MR. Court. JUSTICE HARRIS delivered the opinion of the There seems to have been some land dispute between J. J. Mends-Cole, for himself, Maude Fagans-Freeman, by and through her husband George M. Freeman, and Mabel Fagans-Hill, by and through her husband, Samuel D. Hill, surviving heirs of the late Edmund Chavers, of the City of Monrovia, and W. 0. Deshield, James R. Deshield and Henrietta Williams-Banguri, heirs of the late John Chavers of the City of Monrovia; whereupon the aforesaid J. J. Mends-Cole addressed the following letter to the clerk of the Monthly and Probate Court, of Moritserrado County, under date of June 27, 1960.

“DEAR MADAM: “Please take note and spread upon the records of the monthly and probate court that the heirs of Edmund Chavers, Montserrado County, have objections to the probation and registration of deeds or other instruments affecting and relating to real property lying and situated in Sinkor, Monrovia, Montserrado County, from the heirs of John Chavers (Deshield) and the caveators will file their objections thereto after they have been notified in keeping with law. “Very truly yours, [Sgd.] J. J. MENDS-COLE.”

On July 5, 196o, the clerk of the monthly and probate court addressed a letter to the said J. J. Mends-Cole, which letter, in its body, reads as follows : “Please be informed that instruments (warranty deed from James H. Deshield to Emma A. Cooper, Lot Number 35 (Chavers estate) Block 13-1, Lot Number 12, situated at Sinkor, Monrovia, and warranty deed from James H. Deshield to Cecelia A. Dennis, Lot Number 35 (Chavers Estate) Block 13-1, Lot Number 13, situated at Sinkor, Monrovia) have been presented to this court for probation. In keeping with your caveat filed in this court, you will therefore file your said objections to the probation and registration of the instruments within ten days from the date of this notice.”
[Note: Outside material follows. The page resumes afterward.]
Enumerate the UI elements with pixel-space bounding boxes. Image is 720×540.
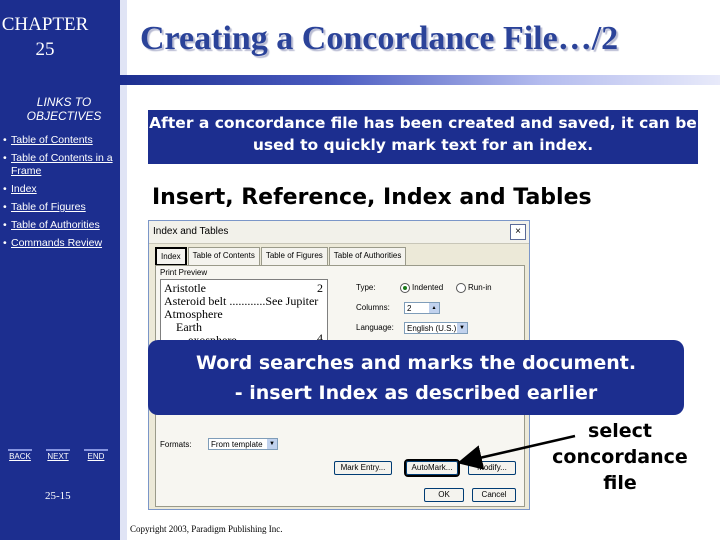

Upon the receipt of the information of the clerk of the monthly and probate court that deeds had been offered for probation and registration affecting the said land, objections to their probation and registration were promptly filed by the said Mends-Cole for himself and rest of the caveators. The proceedings rested with the surrejoinder of the objectants, and the case, having been assigned for trial of the law, was heard on October 26, 1960. A ruling was handed down on November 4, 1960, by the commissioner of probate, denying the objections, and admitting the said deeds to probation and registration. To this ruling, the objectants excepted and announced an appeal to the Supreme Court at its March, 196o, term. Notice to all parties concerned was issued on November 7, 1961, informing them that the case was assigned for trial on the following day. The said notice of assignment was served and returned by the marshal of this Court as well as acknowledged by counsel for both parties; but quite strangely, when the case was called for trial, counsel for the respondents-appellees appeared, but neither the appellants nor their counsel appeared; whereupon counsel for the appellees invoked Part 6 of Rule IV of the Revised Rules of the Supreme Court, which reads, in part, as follows : “Dismissal for failure of counsel or party to appear– When a case which has been bulletined is reached for argument and neither party appears, it may be dismissed at the cost of the appellant. If the appellant fails to appear when the case is called for hearing, the Court may, on motion of appellee or on its own motion, dismiss the appeal.”

There are indeed some interesting legal issues projected in the pleadings which we earnestly desired to have argued before us ; but we are prohibited on account of the appellants’ non-appearance and the invocation of the rule just above quoted. We, therefore, have no alternative but to dismiss the appeal with costs against the appellants. And it is so ordered. Appeal dismissed.